Stets im Interesse der Patienten

Heinz Ball zieht sich aus Ehrenamt in Diabetes Föderation zurück

+
Viele Jahre seines Ruhestands hat Heinz Ball ehrenamtlich für an Diabetes erkrankte Menschen gearbeitet.

Täglich seine Blutzuckerwerte zu messen und sich dann die entsprechende Menge Insulin zu spritzen, das ist für Heinz Ball schon seit vielen Jahren Alltag, nicht weiter erwähnenswert.

Heusenstamm – Dennoch hat er seine Diabetes-Erkrankung viele Jahre lang immer wieder in den Mittelpunkt gestellt – als Ehrenamtler für die heutige Deutsche Diabetes Föderation. Jetzt hat er sich weitgehend aus diesen Aufgaben zurückgezogen. Lediglich die Selbsthilfegruppe in der Schlossstadt will er weiterhin betreuen.

Viele „Kämpfe“ hat Heinz Ball in den Jahren seiner Aktivitäten erlebt und, zum Teil, auch gewonnen. Dabei ging es ihm stets um Vorbeugung, Erkennung und Umgang mit der Krankheit, aber auch um Verbesserungen für die Patienten.

Angefangen hat alles, als die Dachorganisation der Diabetiker vor vielen Jahren beschlossen hatte, die Bezirke Frankfurt und Offenbach zu trennen. Auf einen Hinweis seiner Frau Elisabeth ging Heinz Ball zu einem Treffen, bei dem ein Vorstand für den neuen Bezirk gefunden werden sollte. Dort traf er auf Dieter Turowski, ebenfalls ein Heusenstammer. Als sich niemand fand, der eines der Ehrenämter übernehmen wollte, sagte Turowski: „Wenn Sie den Vorsitz übernehmen, kandidiere ich als Schatzmeister.“ Genauso kam es dann auch.

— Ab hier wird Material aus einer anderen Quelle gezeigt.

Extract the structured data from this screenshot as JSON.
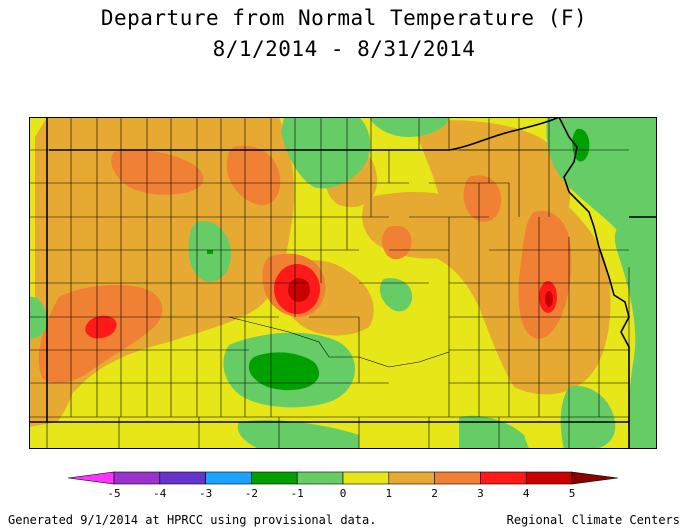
{
  "title": "Departure from Normal Temperature (F)",
  "subtitle": "8/1/2014 - 8/31/2014",
  "legend": {
    "ticks": [
      "-5",
      "-4",
      "-3",
      "-2",
      "-1",
      "0",
      "1",
      "2",
      "3",
      "4",
      "5"
    ],
    "colors": [
      "#ff33ff",
      "#9933cc",
      "#6633cc",
      "#1aa3ff",
      "#00a000",
      "#66cc66",
      "#e6e619",
      "#e6aa33",
      "#f08033",
      "#ff1a1a",
      "#c80000",
      "#8b0000"
    ]
  },
  "colors": {
    "base_yellow": "#e6e619",
    "orange": "#e6aa33",
    "dark_orange": "#f08033",
    "red": "#ff1a1a",
    "dark_red": "#c80000",
    "light_green": "#66cc66",
    "green": "#00a000"
  },
  "footer": {
    "left": "Generated 9/1/2014 at HPRCC using provisional data.",
    "right": "Regional Climate Centers"
  }
}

Die Gründung einer Selbsthilfegruppe in ihrer Heimatstadt wurde zur ersten selbstgestellten Aufgabe. Mit viel Hilfe von Annemarie Brehm aus Offenbach kam ein Treffen zustande – mit großem Erfolg: Etwa 70 Menschen waren ins Hintere Schlösschen gekommen. Seitdem wird am jeweils vorletzten Donnerstag eines Monats um 19 Uhr ein Vortrag organisiert, zu dem alle Interessierten willkommen sind. Derzeit allerdings sind die Treffen ausgesetzt, da ein passendes Lokal gefunden werden muss.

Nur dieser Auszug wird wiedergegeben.